When Conversations Turn (in)To Poetry

An Australian Landscape“An Australian Landscape” by sachman75 is licensed under CC BY-NC-ND 2.0

It’s no surprise that my good friend from Australia, Wendy, would share out an amazing book connecting various kinds of writing to the Australian landscape, history and social fabric, called Reading the Landscape. Which she did, on Twitter, and which I tried to get here in the US via library system but to no avail — the title is a regional publication. She and I chatted about the book a bit in Tweets.

Then, Wendy wrote and shared a poem — Read the Land — that I really loved after reading it at her blog site, and I started to consider a poetic response (as some of us in CLMOOC are often apt to do). Riffing a poem off the lines of someone else is something I consider to be a complement (I’ve written about this before).

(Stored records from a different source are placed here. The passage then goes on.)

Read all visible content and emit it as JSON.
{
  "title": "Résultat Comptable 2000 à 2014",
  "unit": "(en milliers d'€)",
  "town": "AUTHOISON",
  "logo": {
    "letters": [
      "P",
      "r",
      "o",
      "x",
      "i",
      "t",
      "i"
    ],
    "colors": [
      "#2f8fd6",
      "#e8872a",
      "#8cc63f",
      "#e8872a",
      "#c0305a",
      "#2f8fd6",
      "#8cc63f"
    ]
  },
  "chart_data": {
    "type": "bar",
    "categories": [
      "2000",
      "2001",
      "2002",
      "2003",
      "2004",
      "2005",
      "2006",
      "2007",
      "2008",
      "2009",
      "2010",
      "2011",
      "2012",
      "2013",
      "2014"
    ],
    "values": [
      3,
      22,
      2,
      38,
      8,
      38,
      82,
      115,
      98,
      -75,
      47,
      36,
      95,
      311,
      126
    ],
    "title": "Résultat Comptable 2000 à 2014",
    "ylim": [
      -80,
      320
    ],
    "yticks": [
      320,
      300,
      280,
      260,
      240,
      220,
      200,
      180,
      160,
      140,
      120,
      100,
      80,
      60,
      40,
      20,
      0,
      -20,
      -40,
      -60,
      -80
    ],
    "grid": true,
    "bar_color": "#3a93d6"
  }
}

Here is what I wrote as poetic response to Wendy:

It might be that your teeth
touch dirt, that your tongue
might hurt, that your body
could cry out for a quick escape

But when a writer shares a verse
of the wide open landscape,
their poem becomes water,
and our thirst, slaked

I struggled over that last line — the rhythm is intentionally off and the rhyme, false —  so I was happy when Wendy noticed and noted in appreciation how I used “slaked” as the final word. I wasn’t sure it really worked until she commented on it.